Mining nature's diversity
To find a better alternative, Boyden, graduate student Amy Chuong, and colleagues turned to the natural world. Many microbes and other organisms use opsins to detect light and react to their environment.
Most of the natural opsins now used for optogenetics respond best to blue or green light.
Boyden's team had previously identified two light-sensitive chloride ion pumps that respond to red light, which can penetrate deeper into living tissue. However, these molecules, found in the bacteria Haloarcula marismortui and Haloarcula vallismortis, did not induce a strong enough photocurrent -- an electric current in response to light -- to be useful in controlling neuron activity.
Chuong set out to improve the photocurrent by looking for relatives of these proteins and testing their electrical activity. She then engineered one of these relatives by making many different mutants. The result of this screen,
Jaws, retained its red-light sensitivity but had a much stronger photocurrent -- enough to shut down neural activity.
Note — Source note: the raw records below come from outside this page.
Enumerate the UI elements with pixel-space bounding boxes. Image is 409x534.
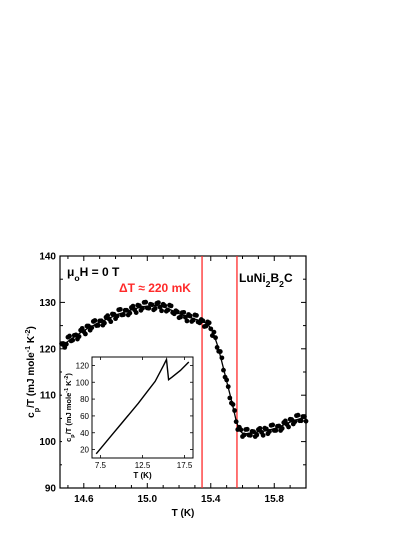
- data-point: [286, 424, 291, 430]
- data-point: [208, 326, 214, 332]
- inset-y-tick-label: 100: [76, 378, 90, 387]
- data-point: [127, 310, 133, 316]
- data-point: [206, 320, 212, 326]
- data-point: [143, 299, 149, 305]
- data-point: [251, 429, 257, 435]
- inset-data-curve: [95, 357, 190, 455]
- x-axis-label: T (K): [172, 508, 195, 519]
- data-point: [257, 425, 263, 431]
- data-point: [92, 318, 98, 323]
- data-point: [241, 432, 247, 438]
- field-annotation: μoH = 0 T: [67, 265, 120, 283]
- data-point: [114, 313, 120, 319]
- data-point: [211, 329, 217, 335]
- data-point: [203, 323, 209, 329]
- inset-y-tick-label: 80: [80, 395, 89, 404]
- data-point: [260, 432, 266, 438]
- x-tick-label: 15.4: [201, 494, 221, 505]
- data-point: [82, 331, 88, 337]
- data-point: [162, 303, 168, 309]
- y-tick-label: 90: [45, 484, 57, 495]
- inset-x-tick-label: 17.5: [177, 461, 193, 470]
- inset-x-axis-label: T (K): [133, 471, 152, 480]
- data-point: [225, 384, 231, 390]
- data-point: [140, 305, 145, 311]
- data-point: [63, 341, 69, 347]
- data-point: [230, 402, 236, 407]
- data-point: [190, 317, 196, 323]
- data-point: [156, 300, 161, 306]
- data-point: [184, 318, 190, 324]
- inset-y-tick-label: 40: [80, 429, 89, 438]
- data-point: [200, 318, 206, 324]
- data-point: [146, 305, 152, 311]
- data-point: [227, 395, 233, 401]
- y-tick-label: 100: [39, 437, 56, 448]
- inset-x-tick-label: 7.5: [95, 461, 107, 470]
- data-point: [302, 414, 307, 419]
- data-point: [219, 355, 225, 361]
- data-point: [121, 312, 126, 318]
- data-point: [224, 377, 230, 383]
- data-point: [76, 334, 82, 339]
- width-annotation: ΔT ≈ 220 mK: [119, 281, 191, 295]
- data-point: [178, 314, 184, 320]
- y-tick-label: 110: [40, 391, 57, 402]
- data-point: [157, 304, 163, 310]
- data-point: [70, 337, 76, 343]
- data-point: [254, 432, 260, 438]
- x-tick-label: 15.0: [138, 494, 158, 505]
- y-axis-label: cp/T (mJ mole-1 K-2): [23, 326, 41, 418]
- x-tick-label: 15.8: [265, 494, 285, 505]
- data-point: [67, 333, 72, 339]
- data-point: [217, 349, 223, 354]
- data-point: [108, 319, 114, 325]
- inset-y-tick-label: 60: [80, 412, 89, 421]
- inset-y-tick-label: 120: [76, 361, 90, 370]
- data-point: [165, 307, 171, 313]
- data-point: [273, 428, 279, 433]
- data-point: [182, 314, 188, 320]
- data-point: [232, 408, 237, 413]
- y-tick-label: 140: [39, 252, 56, 263]
- y-tick-label: 120: [39, 344, 56, 355]
- data-point: [187, 313, 193, 319]
- data-point: [279, 425, 285, 431]
- data-point: [221, 367, 226, 373]
- inset-y-tick-label: 20: [80, 446, 89, 455]
- data-point: [159, 308, 164, 314]
- data-point: [89, 325, 95, 331]
- data-point: [303, 418, 309, 424]
- data-point: [233, 419, 239, 425]
- data-point: [124, 307, 130, 313]
- data-point: [238, 427, 244, 433]
- data-point: [181, 309, 187, 315]
- data-point: [244, 426, 250, 432]
- data-point: [130, 303, 136, 309]
- data-point: [248, 432, 253, 438]
- data-point: [175, 309, 180, 315]
- data-point: [270, 422, 276, 428]
- data-point: [295, 412, 301, 418]
- x-tick-label: 14.6: [74, 494, 94, 505]
- data-point: [149, 302, 155, 308]
- data-point: [152, 306, 158, 311]
- data-point: [267, 428, 272, 434]
- data-point: [117, 306, 123, 312]
- data-point: [213, 335, 218, 341]
- sample-annotation: LuNi2B2C: [239, 271, 293, 289]
- data-point: [214, 345, 220, 350]
- data-point: [298, 418, 304, 424]
- data-point: [102, 320, 107, 326]
- y-tick-label: 130: [39, 298, 56, 309]
- inset-y-axis-label: cp/T (mJ mole-1 K-2): [64, 373, 76, 442]
- data-point: [292, 419, 298, 425]
- data-point: [95, 322, 101, 328]
- data-point: [168, 303, 174, 309]
- data-point: [194, 312, 199, 318]
- inset-x-tick-label: 12.5: [135, 461, 151, 470]
- data-point: [133, 310, 139, 316]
"This exemplifies how the genomic diversity of the natural world can yield powerful reagents that can be of use in biology and neuroscience," says Boyden, who is a member of MIT's Media Lab and the McGovern Institute for Brain Research.
Using this opsin, the researchers were able to shut down neuronal activity in the mouse brain with a light source outside the animal's head. The suppression occurred
as deep as 3 millimeters in the brain, and was just as effective as that of existing silencers that rely on other colors of light delivered via conventional invasive illumination.